Kids & Stimulus

I have two little humans that teach me daily!!!  I try my best to learn from them and FOR them!!  My husband and I both take parenting to heart and want to give our kids OUR best.  As I read, listen, inquire, and observe, I find that there is always a new way to look at the same information.  In trying to be the best mom and chiropractor I can be, I have found that stimulus is one thing that I can influence and regulate to help children thrive.   I want to inspire you with what I’ve learned!




  1. a thing or event that evokes a specific functional reaction in an organ or tissue.

“areas of the brain which respond to auditory stimuli”

The nervous system has countless jobs, but one very important job is deciphering stimulus to determine if you are safe or not.  Safety = survival.  It’s not that simple, but it is.  So, as a newborn, your brain starts processing every smell, sound, vibration, touch, taste, and sight to decide which system to activate – sympathetic or parasympathetic.  As you grow and learn, your nervous system uses older information to make quicker, more efficient decisions about stimulus – still deciding if you feel safe or not.  As the nervous system matures, it attaches emotions with stimulus.  This is how you can feel love and security as you smell a honeysuckle that reminds you of your grandma. 

How does this relate to your day-to-day role as a parent, teacher, grandparent or lover of children?  It’s everything!  Since a child spends most of their time with their parent at their home, the smells, sounds, sights, etc of those people and that space are most safe.  As stimulus varies from that “normal” the nervous system must work (expend energy) to decipher the degree of safety.  Unfortunately, the younger they are, the more black and white the conclusion is: mom=safe (parasympathetic) VS neighbor=not safe (sympathetic).  So every time your child goes to a new place, hears a new tone of voice, smells a different odor, eats a new food, sees a face they have not seen often/ever – the amount of WORK that has to be done to maintain homeostasis is dramatically more.  This means they increase the demand for vitamins, minerals, hydration, sleep, comfort, calories, and calm

You can loosely correlate this to the allostatic load that many athletes use to determine how often and how hard they work out.  Most commonly you hear the analogy of a cup.  If the cup is full – you can handle more.  If the cup is low or empty, you need to rest and refuel. 
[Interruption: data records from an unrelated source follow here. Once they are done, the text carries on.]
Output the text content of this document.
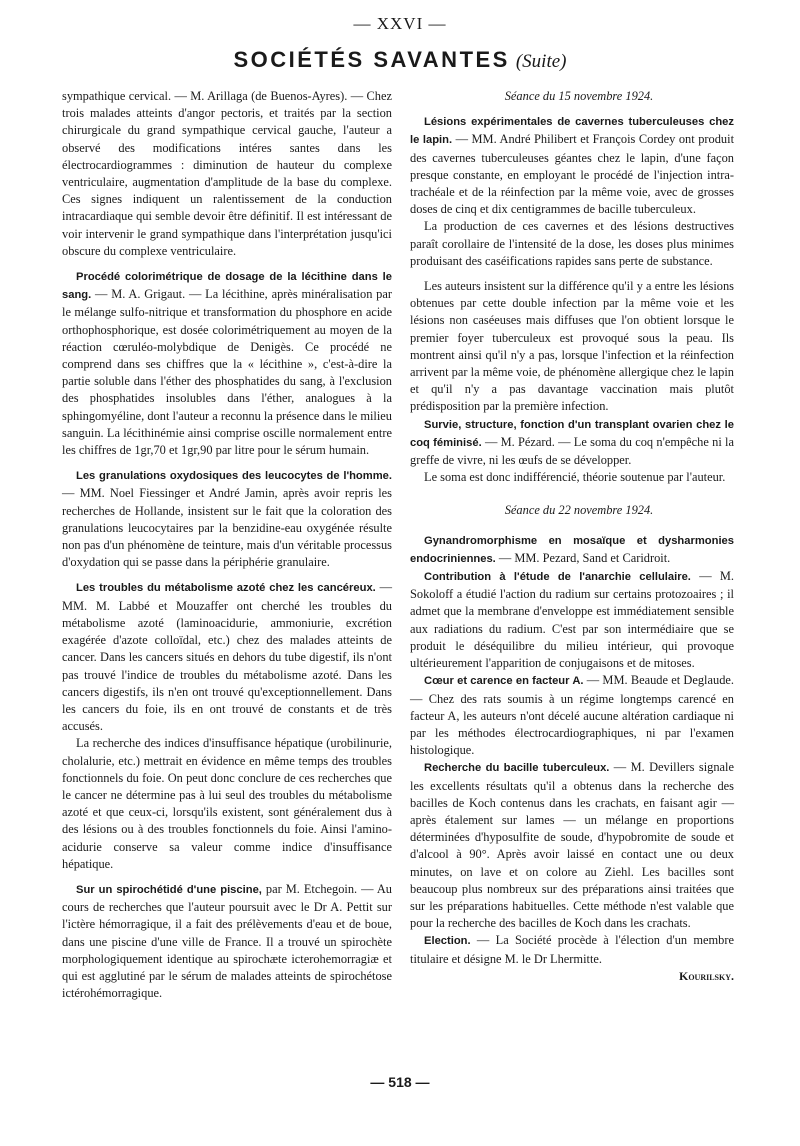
— XXVI —
SOCIÉTÉS SAVANTES (Suite)

sympathique cervical. — M. Arillaga (de Buenos-Ayres). — Chez trois malades atteints d'angor pectoris, et traités par la section chirurgicale du grand sympathique cervical gauche, l'auteur a observé des modifications intéres santes dans les électrocardiogrammes : diminution de hauteur du complexe ventriculaire, augmentation d'amplitude de la base du complexe. Ces signes indiquent un ralentissement de la conduction intracardiaque qui semble devoir être définitif. Il est intéressant de voir intervenir le grand sympathique dans l'interprétation jusqu'ici obscure du complexe ventriculaire.

Procédé colorimétrique de dosage de la lécithine dans le sang. — M. A. Grigaut. — La lécithine, après minéralisation par le mélange sulfo-nitrique et transformation du phosphore en acide orthophosphorique, est dosée colorimétriquement au moyen de la réaction cœruléo-molybdique de Denigès. Ce procédé ne comprend dans ses chiffres que la « lécithine », c'est-à-dire la partie soluble dans l'éther des phosphatides du sang, à l'exclusion des phosphatides insolubles dans l'éther, analogues à la sphingomyéline, dont l'auteur a reconnu la présence dans le milieu sanguin. La lécithinémie ainsi comprise oscille normalement entre les chiffres de 1gr,70 et 1gr,90 par litre pour le sérum humain.

Les granulations oxydosiques des leucocytes de l'homme. — MM. Noel Fiessinger et André Jamin, après avoir repris les recherches de Hollande, insistent sur le fait que la coloration des granulations leucocytaires par la benzidine-eau oxygénée résulte non pas d'un phénomène de teinture, mais d'un véritable processus d'oxydation qui se passe dans la périphérie granulaire.

Les troubles du métabolisme azoté chez les cancéreux. — MM. M. Labbé et Mouzaffer ont cherché les troubles du métabolisme azoté (laminoacidurie, ammoniurie, excrétion exagérée d'azote colloïdal, etc.) chez des malades atteints de cancer. Dans les cancers situés en dehors du tube digestif, ils n'ont pas trouvé l'indice de troubles du métabolisme azoté. Dans les cancers digestifs, ils n'en ont trouvé qu'exceptionnellement. Dans les cancers du foie, ils en ont trouvé de constants et de très accusés.

La recherche des indices d'insuffisance hépatique (urobilinurie, cholalurie, etc.) mettrait en évidence en même temps des troubles fonctionnels du foie. On peut donc conclure de ces recherches que le cancer ne détermine pas à lui seul des troubles du métabolisme azoté et que ceux-ci, lorsqu'ils existent, sont généralement dus à des lésions ou à des troubles fonctionnels du foie. Ainsi l'amino-acidurie conserve sa valeur comme indice d'insuffisance hépatique.

Sur un spirochétidé d'une piscine, par M. Etchegoin. — Au cours de recherches que l'auteur poursuit avec le Dr A. Pettit sur l'ictère hémorragique, il a fait des prélèvements d'eau et de boue, dans une piscine d'une ville de France. Il a trouvé un spirochète morphologiquement identique au spirochæte icterohemorragiæ et qui est agglutiné par le sérum de malades atteints de spirochétose ictérohémorragique.

Séance du 15 novembre 1924.

Lésions expérimentales de cavernes tuberculeuses chez le lapin. — MM. André Philibert et François Cordey ont produit des cavernes tuberculeuses géantes chez le lapin, d'une façon presque constante, en employant le procédé de l'injection intra-trachéale et de la réinfection par la même voie, avec de grosses doses de cinq et dix centigrammes de bacille tuberculeux.

La production de ces cavernes et des lésions destructives paraît corollaire de l'intensité de la dose, les doses plus minimes produisant des caséifications rapides sans perte de substance.

Les auteurs insistent sur la différence qu'il y a entre les lésions obtenues par cette double infection par la même voie et les lésions non caséeuses mais diffuses que l'on obtient lorsque le premier foyer tuberculeux est provoqué sous la peau. Ils montrent ainsi qu'il n'y a pas, lorsque l'infection et la réinfection arrivent par la même voie, de phénomène allergique chez le lapin et qu'il n'y a pas davantage vaccination mais plutôt prédisposition par la première infection.

Survie, structure, fonction d'un transplant ovarien chez le coq féminisé. — M. Pézard. — Le soma du coq n'empêche ni la greffe de vivre, ni les œufs de se développer.

Le soma est donc indifférencié, théorie soutenue par l'auteur.

Séance du 22 novembre 1924.

Gynandromorphisme en mosaïque et dysharmonies endocriniennes. — MM. Pezard, Sand et Caridroit.

Contribution à l'étude de l'anarchie cellulaire. — M. Sokoloff a étudié l'action du radium sur certains protozoaires ; il admet que la membrane d'enveloppe est immédiatement sensible aux radiations du radium. C'est par son intermédiaire que se produit le déséquilibre du milieu intérieur, qui provoque ultérieurement l'apparition de conjugaisons et de mitoses.

Cœur et carence en facteur A. — MM. Beaude et Deglaude. — Chez des rats soumis à un régime longtemps carencé en facteur A, les auteurs n'ont décelé aucune altération cardiaque ni par les méthodes électrocardiographiques, ni par l'examen histologique.

Recherche du bacille tuberculeux. — M. Devillers signale les excellents résultats qu'il a obtenus dans la recherche des bacilles de Koch contenus dans les crachats, en faisant agir — après étalement sur lames — un mélange en proportions déterminées d'hyposulfite de soude, d'hypobromite de soude et d'alcool à 90°. Après avoir laissé en contact une ou deux minutes, on lave et on colore au Ziehl. Les bacilles sont beaucoup plus nombreux sur des préparations ainsi traitées que sur les préparations habituelles. Cette méthode n'est valable que pour la recherche des bacilles de Koch dans les crachats.

Election. — La Société procède à l'élection d'un membre titulaire et désigne M. le Dr Lhermitte.

Kourilsky.

— 518 —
So, if you want to be supermom and have the best functioning kids on the block – moderate their stimulus!  Make sure your outings and social activities don’t drain their cup AND plan adequate time to rest and refuel.  This might look like:

  • Doing 2 errands per day for 5 days instead of 10 errands in 1 day
  • Mandating rest the day before and after a birthday party or family gathering
  • Planning extra cuddles adjacent to leaving for work and when you return home
  • Limiting the amount of time you spend at a playdate
  • Packing “safe” items that smell, sound, or look like home when your child is away

I hope:

  1. This inspires you!! 
  2. You find that balancing stimulus helps your little human thrive like never before!! 
  3. Your little human gets adjusted; adjustments help the receipt and response to stimulus like nothing else can!!
  4. You feel like you can relate to your child’s behavior in a more compassionate and understanding way!